I am trying to set up a central symbol server for my organization and its various products. Each product has a nightly build, as well as "one-off" beta, RC, and release builds.
The goal I have is to keep about a month's worth of nightly build symbols, as we do a lot of "dogfooding' here so people use internal builds, and we'd like to easily debug files we get from our internal winqual when possible.
I also need to be able to permanently keep all beta, RC, and release build symbols.
After doing much research, I think the best approach here is to have two symbol servers: one for the nightly builds (which have the previous ~30 builds registered), and another to permanently store the beta, RC, and release symbols. I would have the build scripts add to the symbol store using the product and version tags to record the product and build number. After a successful build, a script would use history.txt from the symbol server to identify the oldest build not deleted, then delete it from the symstore.
In the case of the "one off" builds for betas, RCs, and release versions, they would be identified by a build & install person once they're created, and added to the 2nd symbol server (for permanent storage) as well.
So I've a few questions: Does this seem at all reasonable? There must be an easier way to do this, won't most organizations with a symbol server need to tackle this problem?

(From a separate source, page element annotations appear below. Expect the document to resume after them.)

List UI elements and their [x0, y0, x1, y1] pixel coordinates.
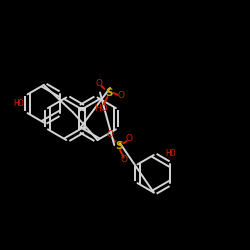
Text: HO: HO	[94, 104, 108, 113]
Text: HO: HO	[13, 99, 24, 108]
Text: S: S	[105, 88, 112, 98]
Text: HO: HO	[165, 149, 176, 158]
Text: O: O	[106, 130, 114, 139]
Text: O: O	[95, 79, 102, 88]
Text: S: S	[115, 141, 122, 151]
Text: O: O	[117, 90, 124, 100]
Text: O: O	[120, 155, 127, 164]
Text: O: O	[126, 134, 133, 143]
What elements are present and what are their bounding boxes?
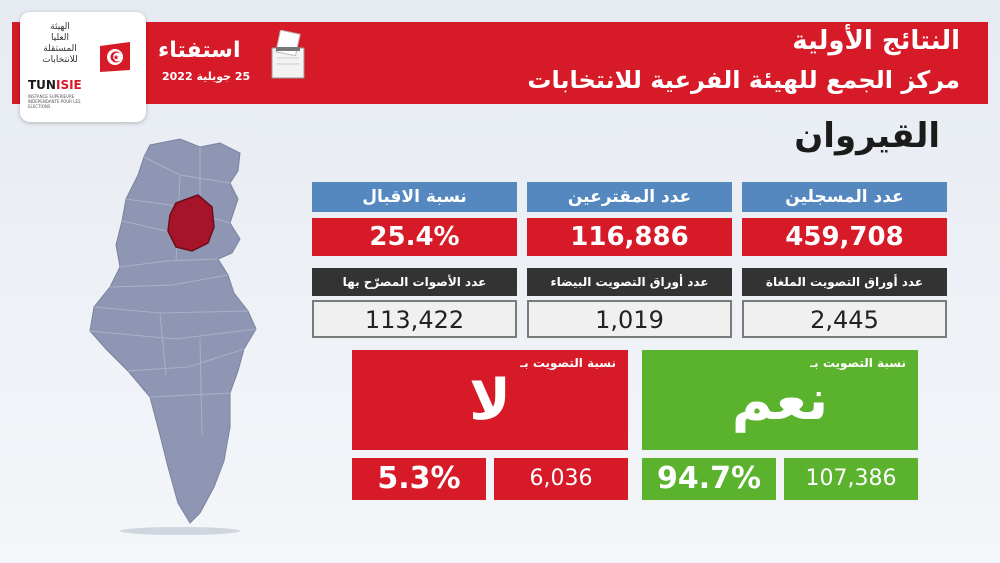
no-vote-count: 6,036 bbox=[494, 458, 628, 500]
header-bar bbox=[12, 22, 988, 104]
blank-ballots-value: 1,019 bbox=[527, 300, 732, 338]
logo-latin-text: TUNISIE bbox=[28, 78, 82, 92]
voters-value: 116,886 bbox=[527, 218, 732, 256]
voters-label: عدد المقترعين bbox=[527, 182, 732, 212]
referendum-title: استفتاء bbox=[158, 38, 241, 63]
isie-logo: الهيئة العليا المستقلة للانتخابات TUNISI… bbox=[20, 12, 146, 122]
registered-label: عدد المسجلين bbox=[742, 182, 947, 212]
tunisia-map bbox=[89, 138, 257, 535]
page-title: النتائج الأولية bbox=[792, 26, 960, 56]
page-subtitle: مركز الجمع للهيئة الفرعية للانتخابات bbox=[527, 66, 960, 94]
yes-vote-count: 107,386 bbox=[784, 458, 918, 500]
cancelled-ballots-label: عدد أوراق التصويت الملغاة bbox=[742, 268, 947, 296]
ballot-box-icon bbox=[271, 30, 305, 79]
logo-arabic-text: الهيئة العليا المستقلة للانتخابات bbox=[42, 22, 78, 65]
cancelled-ballots-value: 2,445 bbox=[742, 300, 947, 338]
turnout-label: نسبة الاقبال bbox=[312, 182, 517, 212]
blank-ballots-label: عدد أوراق التصويت البيضاء bbox=[527, 268, 732, 296]
yes-vote-word: نعم bbox=[731, 368, 829, 433]
tunisia-flag-icon bbox=[100, 42, 130, 72]
region-name: القيروان bbox=[794, 116, 940, 156]
no-vote-word: لا bbox=[469, 368, 511, 433]
logo-small-text: INSTANCE SUPERIEURE INDEPENDANTE POUR LE… bbox=[28, 94, 81, 109]
kairouan-region bbox=[167, 194, 215, 252]
registered-value: 459,708 bbox=[742, 218, 947, 256]
referendum-date: 25 جويلية 2022 bbox=[162, 70, 251, 83]
valid-votes-value: 113,422 bbox=[312, 300, 517, 338]
no-vote-percent: 5.3% bbox=[352, 458, 486, 500]
no-vote-label: نسبة التصويت بـ bbox=[520, 356, 616, 370]
yes-vote-box: نسبة التصويت بـ نعم bbox=[642, 350, 918, 450]
valid-votes-label: عدد الأصوات المصرّح بها bbox=[312, 268, 517, 296]
turnout-value: 25.4% bbox=[312, 218, 517, 256]
yes-vote-label: نسبة التصويت بـ bbox=[810, 356, 906, 370]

Secondly, if I am to go ahead with this approach, is there a fool-proof way to identify the oldest known symbol set registered with the server? I'd thought about using last modified dates, but history.txt seems most appropriate but a script parsing that may be error-prone. I was hoping it'd be possible to just add a symbol with product & version info, as well as delete one with product & version info.
Thanks in advance for any help. I'll gladly answer any questions anyone may have, or provide any clarifications.